Unified kernel image can be used. GRUB can pass parameters to UKI, so it is still possible to change boot parameters of the kernel.

Generate UKI:

root #dracut --uefi --uefi-stub linuxx64.efi.stub

Warning
Cmdline should not be specified because it can't be overrided in grub.cfg.

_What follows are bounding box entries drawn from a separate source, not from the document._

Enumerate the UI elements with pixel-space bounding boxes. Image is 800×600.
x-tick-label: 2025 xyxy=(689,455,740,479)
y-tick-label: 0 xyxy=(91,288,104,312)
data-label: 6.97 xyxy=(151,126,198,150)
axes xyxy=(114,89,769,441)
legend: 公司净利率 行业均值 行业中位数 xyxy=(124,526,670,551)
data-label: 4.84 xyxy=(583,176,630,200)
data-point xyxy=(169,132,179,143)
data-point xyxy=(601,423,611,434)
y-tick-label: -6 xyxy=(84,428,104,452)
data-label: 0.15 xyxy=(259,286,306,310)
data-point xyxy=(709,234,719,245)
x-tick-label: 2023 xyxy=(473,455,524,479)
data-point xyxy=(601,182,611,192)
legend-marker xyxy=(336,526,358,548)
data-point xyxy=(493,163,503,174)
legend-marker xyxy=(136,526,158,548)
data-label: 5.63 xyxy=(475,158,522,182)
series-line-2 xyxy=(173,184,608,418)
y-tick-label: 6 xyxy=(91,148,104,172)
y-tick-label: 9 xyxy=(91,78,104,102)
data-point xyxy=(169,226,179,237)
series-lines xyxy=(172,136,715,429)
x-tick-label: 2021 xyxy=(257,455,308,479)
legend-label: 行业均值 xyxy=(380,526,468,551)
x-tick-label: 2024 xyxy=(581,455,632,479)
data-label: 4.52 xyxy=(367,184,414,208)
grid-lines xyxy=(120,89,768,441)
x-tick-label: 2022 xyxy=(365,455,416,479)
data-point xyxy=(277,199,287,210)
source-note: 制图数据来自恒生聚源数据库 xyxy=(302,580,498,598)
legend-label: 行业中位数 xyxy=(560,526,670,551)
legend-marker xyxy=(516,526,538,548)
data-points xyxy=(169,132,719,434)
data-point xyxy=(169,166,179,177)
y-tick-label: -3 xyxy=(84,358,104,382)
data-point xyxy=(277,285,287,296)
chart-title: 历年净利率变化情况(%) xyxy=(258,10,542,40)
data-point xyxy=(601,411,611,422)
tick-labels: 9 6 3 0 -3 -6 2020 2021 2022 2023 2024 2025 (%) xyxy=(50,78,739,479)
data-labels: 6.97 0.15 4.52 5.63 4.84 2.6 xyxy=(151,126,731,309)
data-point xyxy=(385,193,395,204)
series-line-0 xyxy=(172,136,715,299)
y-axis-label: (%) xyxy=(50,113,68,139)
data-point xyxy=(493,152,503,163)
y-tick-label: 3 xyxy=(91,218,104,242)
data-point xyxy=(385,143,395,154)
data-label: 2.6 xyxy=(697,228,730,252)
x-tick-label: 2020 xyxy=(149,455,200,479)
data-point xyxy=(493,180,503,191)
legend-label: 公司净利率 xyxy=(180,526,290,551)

To check that UKI does not contain cmdline, run

root #objdump -x linux.efi

and check presented sections

Move UKI to /boot and sign it with secureboot key and gpg:

root #sbsign --key ~/secureboot/db.key --cert ~/secureboot/db.crt --output linux.efi linux.efi

root #gpg --batch --detach-sign linux.efi

Edit grub.cfg and remove modules loading:

FILE /boot/grub/grub.cfg

set default=0
set check_signatures=enforce
export chech_signatures

set superusers="root"
password_pbkdf2 root grub.pbkdf2.sha512.10000.YOURHASHHERE

loadfont unicode
set gfxmode=auto
set lang=C

terminal_output gfxterm
set timeout_style=menu
set timeout=3

menuentry 'Gentoo GNU/Linux' --unrestricted {
        set gfxpayload=keep
        chainloader   /linux.efi rd.luks.uuid=c4d6e4ac-57f7-4af1-ba98-e06669a57887 rd.luks.allow-discards rd.lvm.vg=data root=/dev/mapper/data-root resume=/dev/mapper/data-swap
}

Warning
grub.cfg should be signed using gpg after every change

Note
After every update kernel should be signed with secureboot key and gpg key, and initramfs with gpg key only.